Bahía Blanca, 1 de julio de 2027.


Probablemente sean las siete de la mañana. No puedo decirlo a ciencia cierta, porque la hora del reloj digital de la mesa de luz varía cada cinco segundos. Tampoco puedo confiar en la información de servicio de la radio, las frecuencias de otras emisoras se filtran y vuelven al aparato inentendible. Ni siquiera voy a mencionar lo inútil (y estúpido) que puede ser revisar la pantalla del celular: hace al menos un año que los teléfonos no funcionan en la costa de Buenos Aires.

Puedo aproximar que son las siete de la mañana porque hace algo de una hora que el colectivo llegó a la terminal de Bahía Blanca, y cuando partió de Santa Rosa eran las cuatro. Pero el viaje empezó hace días, en la terminal de San Juan, y estuvo interrumpido por trasbordos. Todas las rutas directas hacia cualquier localidad de Buenos Aires han sido eliminadas: nadie quiere viajar allí, salvo cronistas endeudados como yo o los agentes suicidas del Servicio Postal Nacional. 

Apenas llego me doy cuenta de una cosa. Bahía Blanca está vacía. Más que vacías: la basura se amontona en las esquinas, el asfalto parece bombardeado por los pozos y los charcos de agua y las vidrieras de los locales están rotas. Las ratas corren por las cunetas, relevando al caudal de riego. Incluso el hotel en el que estoy está atravesado por las grietas y la humedad. Aquí me corrijo: Bahía Blanca no está vacía. Está abandonada.

La recepcionista del hotel es una chica tan joven como simpática llamada Ana Paula. Cuando le explico que vengo desde San Juan no me creyó. Me apunta con sus ojos cataratosos y me dice, con razón, “¿Quién carajo va a venir acá?”. El hotel se llama genéricamente Hospedaje BB-0 y es, además de uno de los 100 hoteles que dispuso el gobierno a lo largo de la costa argentina, el único de la ciudad. Ana Paula me explica que soy el primer huésped en años que no trabaja para el Servicio Postal.

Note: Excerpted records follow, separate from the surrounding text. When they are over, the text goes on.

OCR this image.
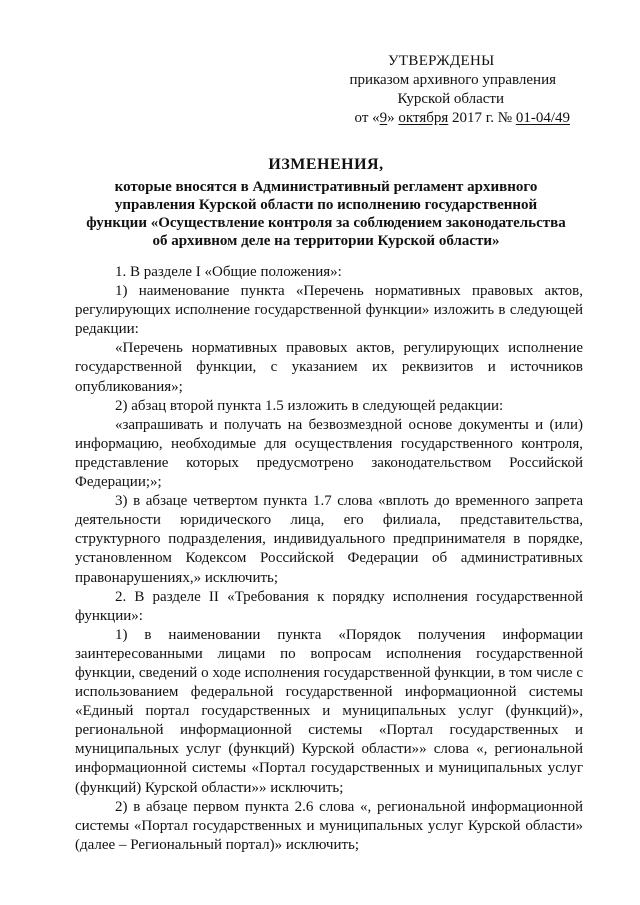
УТВЕРЖДЕНЫ
приказом архивного управления
Курской области
от «9» октября 2017 г. № 01-04/49
ИЗМЕНЕНИЯ,
которые вносятся в Административный регламент архивного
управления Курской области по исполнению государственной
функции «Осуществление контроля за соблюдением законодательства
об архивном деле на территории Курской области»

1. В разделе I «Общие положения»:

1) наименование пункта «Перечень нормативных правовых актов, регулирующих исполнение государственной функции» изложить в следующей редакции:

«Перечень нормативных правовых актов, регулирующих исполнение государственной функции, с указанием их реквизитов и источников опубликования»;

2) абзац второй пункта 1.5 изложить в следующей редакции:

«запрашивать и получать на безвозмездной основе документы и (или) информацию, необходимые для осуществления государственного контроля, представление которых предусмотрено законодательством Российской Федерации;»;

3) в абзаце четвертом пункта 1.7 слова «вплоть до временного запрета деятельности юридического лица, его филиала, представительства, структурного подразделения, индивидуального предпринимателя в порядке, установленном Кодексом Российской Федерации об административных правонарушениях,» исключить;

2. В разделе II «Требования к порядку исполнения государственной функции»:

1) в наименовании пункта «Порядок получения информации заинтересованными лицами по вопросам исполнения государственной функции, сведений о ходе исполнения государственной функции, в том числе с использованием федеральной государственной информационной системы «Единый портал государственных и муниципальных услуг (функций)», региональной информационной системы «Портал государственных и муниципальных услуг (функций) Курской области»» слова «, региональной информационной системы «Портал государственных и муниципальных услуг (функций) Курской области»» исключить;

2) в абзаце первом пункта 2.6 слова «, региональной информационной системы «Портал государственных и муниципальных услуг Курской области» (далее – Региональный портал)» исключить;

Han pasado dos años desde que Dolores alcanzó a cubrir la mitad oriental de Buenos Aires. La masa brumosa forzó la migración de millones de personas hacia el interior del país e incluso motivó la reubicación del centro administrativo de la nación a Río Gallegos. Al momento de escribir esta crónica, Dolores todavía no alcanza la localidad de Bahía Blanca, pero los expertos calculan que le tomará sólo seis meses.

De todos modos, como ya quedó demostrado, que Dolores esté físicamente es un detalle menor. Su influencia, su promesa ya es palpable desde mucho antes. Preguntenle si no al reloj y a la radio. O a los peces.

Afuera está lloviendo, cosa que no es noticia. En la costa argentina llueve ininterrumpidamente desde hace dos años, con mayor o menor intensidad. En esta madrugada, como puedo ver desde la diminuta ventana de la habitación, lo que cae es una cortina tenue, apenas una caricia sobre los techos y el asfalto. Hay una neblina ligera que empaña todos los cristales del mundo, cosa que tampoco es novedad. Calma: nada tiene que ver con la niebla blanca, espectral y radioterrorista que caracteriza a la masa doloreana. 



A las diez de la mañana abandono el hotel y me sumerjo en la neblina y la llovizna. Camino sin rumbo entre la neblina y las vidrieras rotas. Me empapo de conversaciones ajenas y hablo con los personajes locales. Un canillita me dice que Dolores “le viene joya”. Dos recolectores de basura me dicen algo sobre apariciones en el basurero municipal. No sé si me están boludeando o no. Un linyera me pide “una moneda”. Le doy un billete de cien pero lo rechaza. “Una moneda”, insiste. Me las rebusco para encontrar una en la billetera y se la doy. Después, sentencia: “La bruma narra sospechas”. De pronto desaparece, justo cuando la llovizna se vuelve diluvio.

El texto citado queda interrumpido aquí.